593 files – 85k lines code, 20k lines blank and 15k lines comments.
Lots of systems commented out too.
Re: Philip Bak on fear of shipping — I think fear like this is often totally justified. I have been involved in a lot of productions where shipping the game was like stepping off a cliff. Especially, with smaller productions that don’t get extensive testing, you can be blind-sided by weird problems. For example, one game I worked on made some people violently motion sick.
Unconventional games often give a negative first impression. This usually coincides exactly with your tiny window of hype you may be able to generate at launch. Unless you have a ton of good will from a previous product, or a lot of well positioned friends, this can be a recipe for disaster.
We are trying out open development for our project, and letting pre-orderers play around with the current, totally incomplete, builds of the game. This allows us to have a lot more feedback, and to get a core user base used to the main conceits of the gameplay.
@Hadas Contrary to what Jon says, I use this (http://www.youtube.com/watch?v=cFA2hT0JsPg&NR=1&feature=fvwp) instructional guide which has proved very useful for me and many others (mind the 19th video, that’s just where I am). Obviously it is free, and the instructor is very concise. Hope that helps!
A useful talk. Thanks. I particularly enjoyed the function example and the generalizing versus specific use point.
Fantastic presentation Jon! I like the no-nonsense approach to datastructures and algorithms. That is definitely something all the green programmers I work with miss. Have you thought of contributing to #altdevblogaday? You obviously have some wisdom you could share.

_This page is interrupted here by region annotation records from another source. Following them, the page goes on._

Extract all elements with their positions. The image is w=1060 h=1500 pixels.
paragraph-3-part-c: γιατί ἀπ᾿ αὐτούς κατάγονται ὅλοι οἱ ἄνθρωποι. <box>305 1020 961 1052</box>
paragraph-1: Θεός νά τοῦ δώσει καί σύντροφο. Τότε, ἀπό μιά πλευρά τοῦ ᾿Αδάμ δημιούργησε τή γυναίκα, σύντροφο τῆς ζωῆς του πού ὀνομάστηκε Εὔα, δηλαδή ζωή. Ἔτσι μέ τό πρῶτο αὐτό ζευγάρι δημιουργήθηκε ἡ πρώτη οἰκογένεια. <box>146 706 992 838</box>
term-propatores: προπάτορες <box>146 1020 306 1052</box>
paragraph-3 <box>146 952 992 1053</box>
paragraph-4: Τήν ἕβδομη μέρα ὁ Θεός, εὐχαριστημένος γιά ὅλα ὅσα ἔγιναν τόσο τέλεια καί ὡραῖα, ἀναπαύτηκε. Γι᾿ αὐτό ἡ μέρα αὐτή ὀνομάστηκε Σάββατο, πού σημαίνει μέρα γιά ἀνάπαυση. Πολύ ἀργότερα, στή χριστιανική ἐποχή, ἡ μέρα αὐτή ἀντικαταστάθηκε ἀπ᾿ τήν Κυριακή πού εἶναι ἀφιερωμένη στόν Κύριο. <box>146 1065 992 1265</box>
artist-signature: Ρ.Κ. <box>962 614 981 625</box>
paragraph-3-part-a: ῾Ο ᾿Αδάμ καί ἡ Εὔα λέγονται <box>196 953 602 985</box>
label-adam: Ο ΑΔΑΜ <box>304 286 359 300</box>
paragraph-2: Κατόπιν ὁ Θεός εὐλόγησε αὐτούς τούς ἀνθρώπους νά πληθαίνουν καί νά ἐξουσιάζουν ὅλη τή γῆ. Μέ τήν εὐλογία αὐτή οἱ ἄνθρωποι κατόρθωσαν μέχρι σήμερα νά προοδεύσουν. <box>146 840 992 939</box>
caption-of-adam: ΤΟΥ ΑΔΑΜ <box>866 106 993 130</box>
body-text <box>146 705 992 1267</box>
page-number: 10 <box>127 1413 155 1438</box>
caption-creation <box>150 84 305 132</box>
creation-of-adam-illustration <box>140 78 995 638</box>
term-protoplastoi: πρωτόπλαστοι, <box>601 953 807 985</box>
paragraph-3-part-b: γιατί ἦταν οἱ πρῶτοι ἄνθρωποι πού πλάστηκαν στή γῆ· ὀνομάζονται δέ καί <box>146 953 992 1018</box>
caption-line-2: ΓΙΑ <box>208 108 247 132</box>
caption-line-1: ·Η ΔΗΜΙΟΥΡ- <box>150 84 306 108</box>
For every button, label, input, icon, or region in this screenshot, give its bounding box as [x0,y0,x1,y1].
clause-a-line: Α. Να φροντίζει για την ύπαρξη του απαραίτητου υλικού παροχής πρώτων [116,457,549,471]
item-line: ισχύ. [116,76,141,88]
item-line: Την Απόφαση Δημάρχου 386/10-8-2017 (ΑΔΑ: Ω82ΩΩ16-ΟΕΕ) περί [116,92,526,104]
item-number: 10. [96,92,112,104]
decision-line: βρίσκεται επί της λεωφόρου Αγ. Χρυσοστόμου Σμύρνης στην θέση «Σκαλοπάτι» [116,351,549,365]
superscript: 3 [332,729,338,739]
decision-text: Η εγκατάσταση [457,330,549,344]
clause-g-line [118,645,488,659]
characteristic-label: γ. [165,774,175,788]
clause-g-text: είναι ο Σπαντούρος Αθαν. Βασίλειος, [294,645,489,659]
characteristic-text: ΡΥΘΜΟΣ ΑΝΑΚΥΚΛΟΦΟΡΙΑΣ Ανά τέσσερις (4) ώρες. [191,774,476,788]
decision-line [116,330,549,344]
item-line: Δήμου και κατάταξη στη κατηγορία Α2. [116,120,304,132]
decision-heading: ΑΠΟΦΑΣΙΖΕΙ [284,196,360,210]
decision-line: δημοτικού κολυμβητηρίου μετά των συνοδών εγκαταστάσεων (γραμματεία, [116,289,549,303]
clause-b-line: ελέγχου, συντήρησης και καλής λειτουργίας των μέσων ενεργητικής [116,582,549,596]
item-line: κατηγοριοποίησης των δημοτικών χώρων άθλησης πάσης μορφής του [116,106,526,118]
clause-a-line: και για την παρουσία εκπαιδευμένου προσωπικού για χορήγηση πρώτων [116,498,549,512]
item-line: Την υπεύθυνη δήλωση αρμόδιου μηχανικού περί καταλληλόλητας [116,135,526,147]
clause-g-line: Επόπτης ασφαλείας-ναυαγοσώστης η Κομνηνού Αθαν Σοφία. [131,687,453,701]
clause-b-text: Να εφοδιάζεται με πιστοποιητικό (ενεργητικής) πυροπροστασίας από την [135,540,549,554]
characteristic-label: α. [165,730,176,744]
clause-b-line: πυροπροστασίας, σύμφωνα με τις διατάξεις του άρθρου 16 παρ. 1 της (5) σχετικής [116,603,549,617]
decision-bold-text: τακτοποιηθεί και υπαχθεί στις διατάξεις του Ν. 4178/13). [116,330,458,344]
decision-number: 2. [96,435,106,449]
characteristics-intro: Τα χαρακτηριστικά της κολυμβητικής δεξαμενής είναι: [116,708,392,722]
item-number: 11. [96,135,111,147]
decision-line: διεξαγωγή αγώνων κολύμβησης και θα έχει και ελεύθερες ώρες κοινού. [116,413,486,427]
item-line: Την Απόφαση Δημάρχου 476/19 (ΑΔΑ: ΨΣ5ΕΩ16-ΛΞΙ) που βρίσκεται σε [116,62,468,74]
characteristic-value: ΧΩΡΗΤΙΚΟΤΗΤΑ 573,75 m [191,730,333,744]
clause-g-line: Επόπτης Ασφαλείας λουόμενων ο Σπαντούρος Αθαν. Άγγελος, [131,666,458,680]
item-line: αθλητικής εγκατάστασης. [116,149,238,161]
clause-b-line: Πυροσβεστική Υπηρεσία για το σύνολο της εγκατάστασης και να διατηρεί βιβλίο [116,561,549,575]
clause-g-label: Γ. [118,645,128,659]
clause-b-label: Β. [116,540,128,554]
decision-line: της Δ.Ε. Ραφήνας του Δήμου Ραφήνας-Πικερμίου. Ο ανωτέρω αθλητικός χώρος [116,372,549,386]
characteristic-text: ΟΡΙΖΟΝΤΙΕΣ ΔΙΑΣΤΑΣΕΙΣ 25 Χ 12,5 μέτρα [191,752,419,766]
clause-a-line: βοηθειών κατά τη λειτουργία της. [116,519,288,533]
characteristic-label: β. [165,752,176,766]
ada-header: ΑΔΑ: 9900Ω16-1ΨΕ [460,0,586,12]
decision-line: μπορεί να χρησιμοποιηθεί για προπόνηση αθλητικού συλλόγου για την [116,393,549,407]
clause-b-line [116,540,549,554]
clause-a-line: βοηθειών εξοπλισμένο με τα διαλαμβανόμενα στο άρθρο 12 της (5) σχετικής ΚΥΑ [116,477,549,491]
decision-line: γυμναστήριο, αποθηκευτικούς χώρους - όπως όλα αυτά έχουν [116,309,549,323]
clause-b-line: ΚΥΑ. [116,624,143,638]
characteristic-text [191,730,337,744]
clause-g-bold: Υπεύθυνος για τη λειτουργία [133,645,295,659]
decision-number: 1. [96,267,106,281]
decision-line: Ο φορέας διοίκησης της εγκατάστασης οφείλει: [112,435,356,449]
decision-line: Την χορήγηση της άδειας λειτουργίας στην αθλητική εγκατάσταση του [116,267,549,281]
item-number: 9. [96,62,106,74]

Jon, your main points might even contradict each other in certain contexts. For instance, there are situations when the general solution is easier to implement than the specific one. Or there is an off-the-shelf well-tested clever data structure that takes less work to incorporate in your code than to create even the simplest viable solution from scratch.
What I took away from the talk is that your main advice is to optimise for development effort as long as it doesn’t violate other constraints. However, the specific tips are somewhat tied to your particular situation: developing code largely from the ground up and using a language like C++. I think this could have been emphasised a bit more clearly. But this is just little gripe, and I really enjoyed the presentation on the whole. Thanks for sharing!